Bilinear Form and Rank Proof I found a task in the internet about bilinear forms that I would like to unterstand. I changed a few variables but it goes like this. Suppose that $\psi: U \times V \rightarrow K$ is a bilinear form of rank $r$ on finite dimensional vector spaces $U$ and $V$
over $K$. I want to show that there exist bases $e_1, . . . , e_m$ for $U$ and $f_1, . . . , f_n$ for $V$ such that
$$\psi \big{(}\sum_{i=1}^m x_ie_i, \sum_{j=1}^n y_jf_j \big{)}=\sum_{k=1}^r x_ky_k$$ for all $x_1, . . . , x_m, y_1, . . . , y_n \in K$. Then how to find the dimensions of the left and right kernels of $\psi$? Thanks in advance for advice of any kind!
 A: Let
$$\begin{array}{l|rcl}
\psi_1 : & U & \longrightarrow & V^* \\
    & u & \longmapsto & (v \mapsto \psi(u,v)) \end{array}$$
The rank of $\psi_1$ is equal to the one of $\psi$, i.e. equal to $r$. Let $\{f_1^*, \dots, f_r^*\}$ be a basis of $\text{im}\ \psi_1$ that we complement into a basis
$\{f_1^*, \dots, f_r^*, f_{r+1}^*, \dots, f_n^*\}$ of $V^*$. We can find $e_1, \dots , e_r \in U$ such that $\psi_1(e_i) = f_i^*$ for $1 \le i \le r$. $\{e_1, \dots , e_r\}$ is linearly independent as $\{f_1^*, \dots, f_r^*\}$ is.

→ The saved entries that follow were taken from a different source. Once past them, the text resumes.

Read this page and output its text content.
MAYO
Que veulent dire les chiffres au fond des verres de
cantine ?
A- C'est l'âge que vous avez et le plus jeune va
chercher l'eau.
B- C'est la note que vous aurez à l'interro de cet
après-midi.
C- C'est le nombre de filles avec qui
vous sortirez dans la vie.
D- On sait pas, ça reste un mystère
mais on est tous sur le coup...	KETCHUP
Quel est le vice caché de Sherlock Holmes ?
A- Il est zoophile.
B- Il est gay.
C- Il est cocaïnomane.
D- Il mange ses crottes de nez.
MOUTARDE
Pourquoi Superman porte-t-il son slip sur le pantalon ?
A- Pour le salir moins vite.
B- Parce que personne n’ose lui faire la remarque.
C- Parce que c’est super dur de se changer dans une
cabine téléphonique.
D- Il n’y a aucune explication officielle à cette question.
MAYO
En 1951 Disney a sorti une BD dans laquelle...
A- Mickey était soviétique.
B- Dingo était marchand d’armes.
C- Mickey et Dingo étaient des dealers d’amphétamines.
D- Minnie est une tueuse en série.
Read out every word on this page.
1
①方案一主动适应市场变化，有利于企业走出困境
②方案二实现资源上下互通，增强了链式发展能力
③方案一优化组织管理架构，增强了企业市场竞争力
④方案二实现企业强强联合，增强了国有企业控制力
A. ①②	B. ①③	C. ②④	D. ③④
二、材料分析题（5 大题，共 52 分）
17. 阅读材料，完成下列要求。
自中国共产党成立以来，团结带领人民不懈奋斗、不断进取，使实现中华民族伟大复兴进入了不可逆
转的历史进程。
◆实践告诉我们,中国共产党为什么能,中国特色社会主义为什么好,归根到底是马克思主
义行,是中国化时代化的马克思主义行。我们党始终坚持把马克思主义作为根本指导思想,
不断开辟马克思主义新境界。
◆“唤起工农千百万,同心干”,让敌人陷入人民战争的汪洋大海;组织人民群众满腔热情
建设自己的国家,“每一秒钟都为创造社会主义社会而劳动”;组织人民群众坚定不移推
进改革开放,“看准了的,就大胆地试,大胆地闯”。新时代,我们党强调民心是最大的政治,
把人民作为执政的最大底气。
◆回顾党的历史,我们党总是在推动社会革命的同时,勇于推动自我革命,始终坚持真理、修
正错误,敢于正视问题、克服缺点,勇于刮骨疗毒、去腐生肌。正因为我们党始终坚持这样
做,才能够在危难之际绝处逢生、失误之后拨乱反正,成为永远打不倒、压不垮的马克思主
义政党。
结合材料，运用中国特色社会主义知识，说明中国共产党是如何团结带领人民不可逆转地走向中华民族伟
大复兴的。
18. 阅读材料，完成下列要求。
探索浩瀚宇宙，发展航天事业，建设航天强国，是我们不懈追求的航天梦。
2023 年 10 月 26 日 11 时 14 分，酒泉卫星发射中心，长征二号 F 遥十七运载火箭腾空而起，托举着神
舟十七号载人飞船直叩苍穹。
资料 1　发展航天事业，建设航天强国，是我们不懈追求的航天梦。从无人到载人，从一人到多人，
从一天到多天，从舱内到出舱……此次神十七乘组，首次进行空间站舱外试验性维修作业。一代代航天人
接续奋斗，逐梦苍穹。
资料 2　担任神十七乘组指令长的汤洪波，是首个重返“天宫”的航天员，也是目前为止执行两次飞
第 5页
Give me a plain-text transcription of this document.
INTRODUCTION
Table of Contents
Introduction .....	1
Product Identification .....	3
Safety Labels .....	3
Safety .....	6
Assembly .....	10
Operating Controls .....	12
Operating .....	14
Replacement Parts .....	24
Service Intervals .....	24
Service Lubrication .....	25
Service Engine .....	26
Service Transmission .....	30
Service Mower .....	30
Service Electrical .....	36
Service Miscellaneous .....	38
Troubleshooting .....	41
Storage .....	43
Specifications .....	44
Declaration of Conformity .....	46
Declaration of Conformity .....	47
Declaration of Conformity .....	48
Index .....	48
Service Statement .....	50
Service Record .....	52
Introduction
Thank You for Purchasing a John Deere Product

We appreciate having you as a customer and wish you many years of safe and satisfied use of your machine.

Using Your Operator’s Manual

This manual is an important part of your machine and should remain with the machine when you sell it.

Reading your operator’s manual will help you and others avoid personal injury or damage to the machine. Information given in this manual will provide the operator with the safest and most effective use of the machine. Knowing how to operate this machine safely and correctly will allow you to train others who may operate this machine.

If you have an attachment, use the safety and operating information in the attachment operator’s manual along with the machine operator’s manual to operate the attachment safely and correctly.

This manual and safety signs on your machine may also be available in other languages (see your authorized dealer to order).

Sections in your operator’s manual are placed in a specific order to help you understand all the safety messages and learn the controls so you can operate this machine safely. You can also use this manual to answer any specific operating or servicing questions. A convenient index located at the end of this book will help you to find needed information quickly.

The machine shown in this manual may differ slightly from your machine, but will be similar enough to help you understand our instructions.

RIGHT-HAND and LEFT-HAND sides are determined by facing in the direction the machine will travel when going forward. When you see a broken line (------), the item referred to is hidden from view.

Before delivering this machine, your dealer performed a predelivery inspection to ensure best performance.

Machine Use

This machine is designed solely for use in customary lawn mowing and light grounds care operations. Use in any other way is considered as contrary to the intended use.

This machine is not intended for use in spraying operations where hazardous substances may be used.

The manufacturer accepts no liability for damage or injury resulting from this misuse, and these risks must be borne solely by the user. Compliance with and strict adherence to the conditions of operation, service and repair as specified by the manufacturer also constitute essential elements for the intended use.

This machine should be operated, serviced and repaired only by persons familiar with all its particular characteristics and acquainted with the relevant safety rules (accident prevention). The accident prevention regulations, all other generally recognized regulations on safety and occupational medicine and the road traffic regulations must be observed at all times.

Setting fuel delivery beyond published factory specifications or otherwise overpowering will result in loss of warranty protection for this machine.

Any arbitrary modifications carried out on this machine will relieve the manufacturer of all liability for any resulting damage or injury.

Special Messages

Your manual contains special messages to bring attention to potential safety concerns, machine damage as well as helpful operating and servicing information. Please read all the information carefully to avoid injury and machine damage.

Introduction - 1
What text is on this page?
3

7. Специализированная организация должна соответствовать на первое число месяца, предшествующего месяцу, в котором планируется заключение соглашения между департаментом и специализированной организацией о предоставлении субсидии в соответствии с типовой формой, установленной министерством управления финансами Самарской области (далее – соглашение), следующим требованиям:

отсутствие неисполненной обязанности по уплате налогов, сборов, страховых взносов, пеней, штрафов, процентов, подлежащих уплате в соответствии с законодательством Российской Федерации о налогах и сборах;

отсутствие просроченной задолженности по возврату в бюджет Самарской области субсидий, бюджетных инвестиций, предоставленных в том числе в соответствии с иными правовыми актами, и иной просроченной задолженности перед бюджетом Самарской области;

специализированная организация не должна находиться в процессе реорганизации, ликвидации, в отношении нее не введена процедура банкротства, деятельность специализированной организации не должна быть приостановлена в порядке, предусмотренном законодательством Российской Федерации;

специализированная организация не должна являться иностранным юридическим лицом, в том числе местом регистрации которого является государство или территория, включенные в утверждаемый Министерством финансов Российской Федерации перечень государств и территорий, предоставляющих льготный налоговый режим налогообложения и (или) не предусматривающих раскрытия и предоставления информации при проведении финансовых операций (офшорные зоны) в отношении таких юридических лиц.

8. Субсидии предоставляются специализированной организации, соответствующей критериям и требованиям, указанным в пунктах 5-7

We again complement $\{e_1, \dots , e_r\}$ into a basis $\{e_1, \dots , e_r, e_{r+1}, \dots, e_m\}$ of $U$. $\{e_{r+1}, \dots, e_m\}$ is a basis of $\ker \psi_1$.
Now let $\{f_1, \dots, f_n\} \subseteq V$ be the dual basis of $\{f_1^*, \dots, f_r^*, f_{r+1}^*, \dots, f_n^*\}$.
For $1 \le i \le r$  and $j \in \{1,\dots, n\}$ we have
$$\psi(e_i,f_j) = (\psi_1(e_i))(f_j)=f_i^*(f_j)=\delta_{ij}$$ where $\delta_{ij}$ stands for Kronecker delta.
While for $i \gt r$  and $j \in \{1,\dots, n\}$
$$\psi(e_i,f_j) = (\psi_1(e_i))(f_j)=0(f_j)=0.$$
Which allows to conclude to the desired result by bilinearity of $\psi$.
Note: I implicitly proved the result mentioned in jlammy response that is called the rank normal form of a matrix.
A: Let $M_{ij}=\psi(e_i,f_j)$ be the matrix representing the bilinear form, in the bases $\{e_i\}$ and $\{f_i\}$. It is a theorem that we can choose bases so that the form of $M$ is
$$M=\begin{pmatrix}I_r&0\\0&0\end{pmatrix}.$$
Then in these bases it is clear that $\psi(x,y)=x^\top My$ acts as you want.
The left kernel is then the span of $e_{r+1},\dots,e_m$ (corresponding to those bottom rows of zeros in the matrix), so the dimension is $m-r$. Similarly the right kernel is the span of $f_{r+1},\dots,f_n$ which has dimension $n-r$.